# Tank for Round Soaps



## Jenny M (Nov 21, 2009)

Does anyone have one of these? I see that For Crafts Sake will do custom cutters. I need a cutter ASAP so need some ideas. I'm using 2 1/2 PVC for molds.

Thanks,
Jenny


----------



## MiaBella Farm (Jul 22, 2008)

Yes, I use the one from For Crafts Sake and it is wonderful! I make 3" round soap and they are cut in nice 1" pieces.


----------



## Jenny M (Nov 21, 2009)

Thanks, Michelle! Mine have to be 5/8 thick. Guess they can do that, right?


----------



## Kalne (Oct 25, 2007)

Yes....they'll make custom sizes but it will take longer....I waited 3 weeks for mine.


----------



## Jenny M (Nov 21, 2009)

Yay! Thanks again, Michelle


----------



## NubianSoaps.com (Oct 26, 2007)

Know that imbeds of cured soap, shreds of cured soap, too much oatmeal, exfoliates etc...will break your wires  So don't throw away your old way of cutting for those types of soap!!! Vicki


----------



## Kalne (Oct 25, 2007)

I was wondering about the embeds and figured I would need to cut them the old way. Haven't had a problem with my oatmeal which is a good thing as I always seem to need more of that one.


----------



## Jenny M (Nov 21, 2009)

No worries on the embeds. I need a cutter for the hotel soaps & they are plain, plain, plain. Boring. Anyway, I never seem to be able to throw anything away.


----------



## MiaBella Farm (Jul 22, 2008)

So far, knock on wood, I have not had any issues cutting soap with Oatmeal, Comfrey or any other additive with The Tank...NOW I will say you CANNOT cut soap with the loofa in it using The Tank...no way no how...that has to be done on hubby's table saw!

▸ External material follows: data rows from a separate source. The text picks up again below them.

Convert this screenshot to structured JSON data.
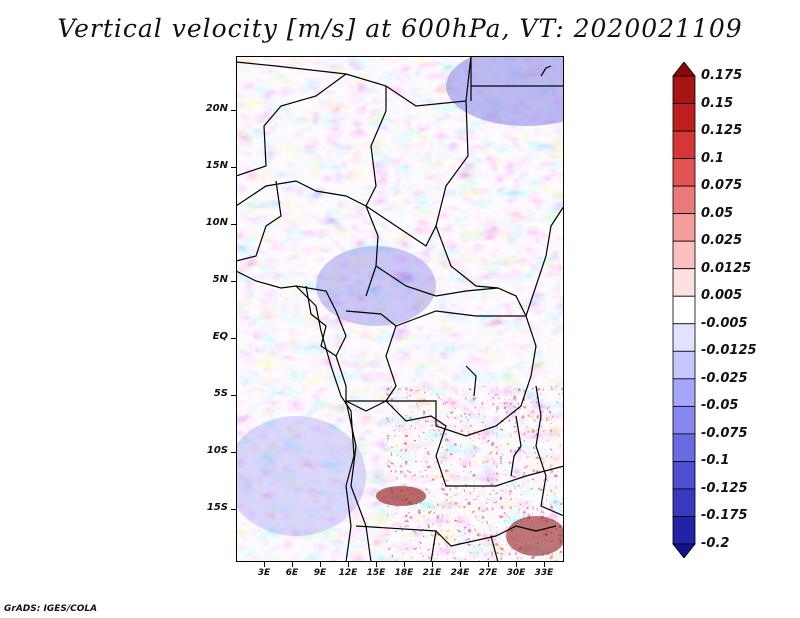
{
  "title": "Vertical velocity [m/s] at 600hPa, VT: 2020021109",
  "lat_labels": [
    "20N",
    "15N",
    "10N",
    "5N",
    "EQ",
    "5S",
    "10S",
    "15S"
  ],
  "lon_labels": [
    "3E",
    "6E",
    "9E",
    "12E",
    "15E",
    "18E",
    "21E",
    "24E",
    "27E",
    "30E",
    "33E"
  ],
  "colorbar": {
    "labels": [
      "0.175",
      "0.15",
      "0.125",
      "0.1",
      "0.075",
      "0.05",
      "0.025",
      "0.0125",
      "0.005",
      "-0.005",
      "-0.0125",
      "-0.025",
      "-0.05",
      "-0.075",
      "-0.1",
      "-0.125",
      "-0.175",
      "-0.2"
    ],
    "colors": [
      "#8a0a0a",
      "#a61414",
      "#c01f1f",
      "#d63636",
      "#e25454",
      "#ec7a7a",
      "#f49e9e",
      "#fac0c0",
      "#fde0e0",
      "#ffffff",
      "#e2e2ff",
      "#c6c6ff",
      "#a6a6ff",
      "#8787f2",
      "#6a6ae2",
      "#4f4fd2",
      "#3838c0",
      "#2323a8",
      "#13138a"
    ]
  },
  "credit": "GrADS: IGES/COLA"
}
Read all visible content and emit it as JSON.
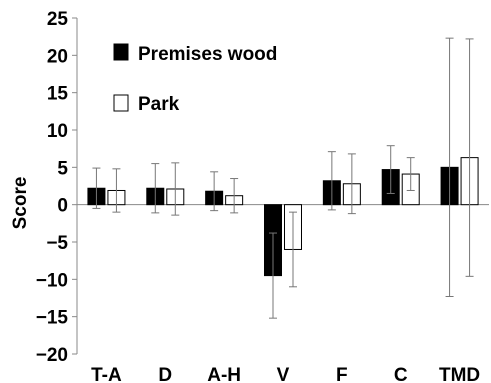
{
  "chart_data": {
    "type": "bar",
    "categories": [
      "T-A",
      "D",
      "A-H",
      "V",
      "F",
      "C",
      "TMD"
    ],
    "series": [
      {
        "name": "Premises wood",
        "color": "#000000",
        "values": [
          2.2,
          2.2,
          1.8,
          -9.5,
          3.2,
          4.7,
          5.0
        ],
        "error": [
          2.7,
          3.3,
          2.6,
          5.7,
          3.9,
          3.2,
          17.3
        ]
      },
      {
        "name": "Park",
        "color": "#ffffff",
        "values": [
          1.9,
          2.1,
          1.2,
          -6.0,
          2.8,
          4.1,
          6.3
        ],
        "error": [
          2.9,
          3.5,
          2.3,
          5.0,
          4.0,
          2.2,
          15.9
        ]
      }
    ],
    "ylabel": "Score",
    "xlabel": "",
    "ylim": [
      -20,
      25
    ],
    "yticks": [
      "25",
      "20",
      "15",
      "10",
      "5",
      "0",
      "−5",
      "−10",
      "−15",
      "−20"
    ],
    "grid": false,
    "legend_position": "top-left"
  }
}
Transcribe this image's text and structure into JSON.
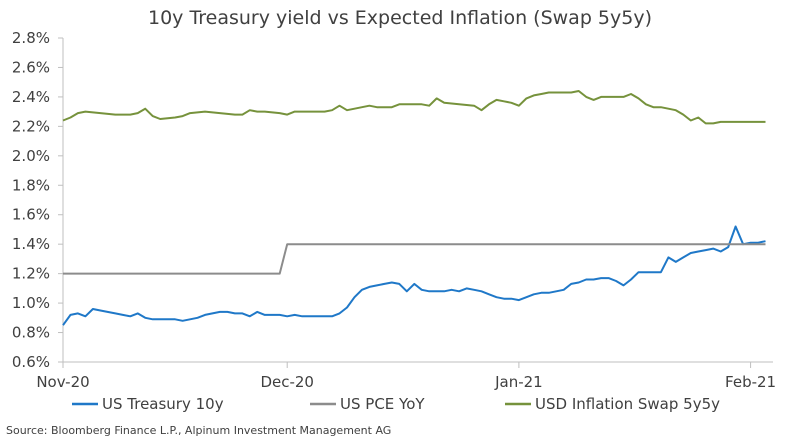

It is messy...for him, :biggrin but it gets the job done and the bars look great!


----------



## Jenny M (Nov 21, 2009)

Yay! Thanks for the input. I ordered my tank today. Life is goooood.


----------



## Kalne (Oct 25, 2007)

Jenny, you will love it! My only regret is in not getting one sooner!


----------